ヤンはイゼルローン要塞を放棄するにあたり、トラップを仕掛けていました。
イゼルローン駐留軍、ルッツ艦隊を詐欺同然の通信で要塞外へ誘きだし、軍用通信回線にサラッと流された一文。
「健康と美容の為に食後に一杯の紅茶を」
その瞬間、要塞のシステムはダウン。最強兵器「トール·ハンマー」も沈黙します。フレデリカが残していた乗っ取りプログラムが起動したのです。ふざけたフレーズでしたが、ヤン本人は「軍用回線で間違っても使われない言葉を選ぼうと苦労した」らしいです…。考え方の相違、という奴ですね~。
ローゼンリッター連隊と共に要塞に侵入したユリアン。元々潜入していたスパイの部屋からキーワードを入力。
「ロシアンティーを一杯 ジャムではなくママレードでもなく蜂蜜で」
…で、その部屋のノートパソコンがイゼルローン要塞のメインシステムとなってしまうのですが…絶対暗号趣味で決めてますよねヤン提督?
その部屋の主ですが…要塞司令室をきっちり占拠してました。有能ですねバグダッシュ。
「トール·ハンマー」は異変を察知して要塞に接近してきたルッツ艦隊を襲います。
「まさか、こんなに早く…!」
魔術師ヤンの詐術が炸裂しているその頃、同盟最後の議長、ジョアン·レベロはある退役軍人の元を訪れていました。アレクサンドル·ビュコック。彼を司令官に据え、同盟最後の意地が通されようとしていました…。

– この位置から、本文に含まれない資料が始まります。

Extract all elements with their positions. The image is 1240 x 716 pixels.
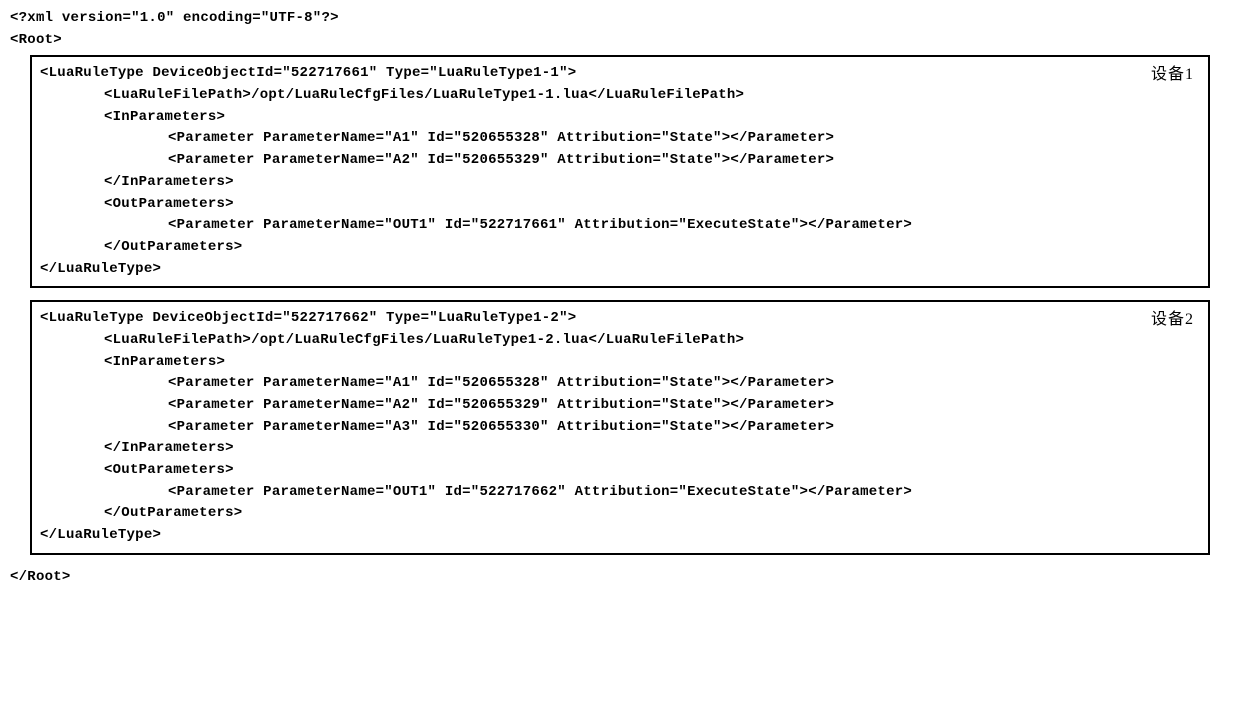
outparameters-open: <OutParameters> — [40, 460, 1200, 482]
outparameters-close: </OutParameters> — [40, 503, 1200, 525]
outparameters-open: <OutParameters> — [40, 194, 1200, 216]
parameter-line: <Parameter ParameterName="OUT1" Id="5227… — [40, 215, 1200, 237]
inparameters-open: <InParameters> — [40, 352, 1200, 374]
device-block-2: 设备2 <LuaRuleType DeviceObjectId="5227176… — [30, 300, 1210, 555]
inparameters-open: <InParameters> — [40, 107, 1200, 129]
luaruletype-close: </LuaRuleType> — [40, 259, 1200, 281]
filepath-close: </LuaRuleFilePath> — [588, 332, 744, 348]
filepath-value: /opt/LuaRuleCfgFiles/LuaRuleType1-2.lua — [251, 332, 588, 348]
parameter-line: <Parameter ParameterName="OUT1" Id="5227… — [40, 482, 1200, 504]
device-label: 设备1 — [1151, 63, 1194, 88]
device-label: 设备2 — [1151, 308, 1194, 333]
filepath-open: <LuaRuleFilePath> — [104, 332, 251, 348]
inparameters-close: </InParameters> — [40, 172, 1200, 194]
luaruletype-open: <LuaRuleType DeviceObjectId="522717662" … — [40, 308, 1200, 330]
parameter-line: <Parameter ParameterName="A2" Id="520655… — [40, 395, 1200, 417]
luaruletype-open: <LuaRuleType DeviceObjectId="522717661" … — [40, 63, 1200, 85]
inparameters-close: </InParameters> — [40, 438, 1200, 460]
luarulefilepath: <LuaRuleFilePath>/opt/LuaRuleCfgFiles/Lu… — [40, 85, 1200, 107]
luaruletype-close: </LuaRuleType> — [40, 525, 1200, 547]
filepath-close: </LuaRuleFilePath> — [588, 87, 744, 103]
parameter-line: <Parameter ParameterName="A1" Id="520655… — [40, 128, 1200, 150]
root-open-tag: <Root> — [10, 30, 1230, 52]
root-close-tag: </Root> — [10, 567, 1230, 589]
parameter-line: <Parameter ParameterName="A2" Id="520655… — [40, 150, 1200, 172]
xml-declaration: <?xml version="1.0" encoding="UTF-8"?> — [10, 8, 1230, 30]
parameter-line: <Parameter ParameterName="A1" Id="520655… — [40, 373, 1200, 395]
filepath-open: <LuaRuleFilePath> — [104, 87, 251, 103]
luarulefilepath: <LuaRuleFilePath>/opt/LuaRuleCfgFiles/Lu… — [40, 330, 1200, 352]
outparameters-close: </OutParameters> — [40, 237, 1200, 259]
filepath-value: /opt/LuaRuleCfgFiles/LuaRuleType1-1.lua — [251, 87, 588, 103]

この後の「伊達と酔狂」が全軍に広まったかのような同盟軍のおっさん共の悪足掻きはけっこう好きです。確かに悲惨な戦争には違いないのですが、ひとの生活にはどこでも喜怒哀楽がある…とでも言うのでしょうか。絶望的な状況でも人には笑う権利がある、と感じさせてくれます。
次巻「カッコいいおっさんの活躍」を楽しみに待つとしましょう。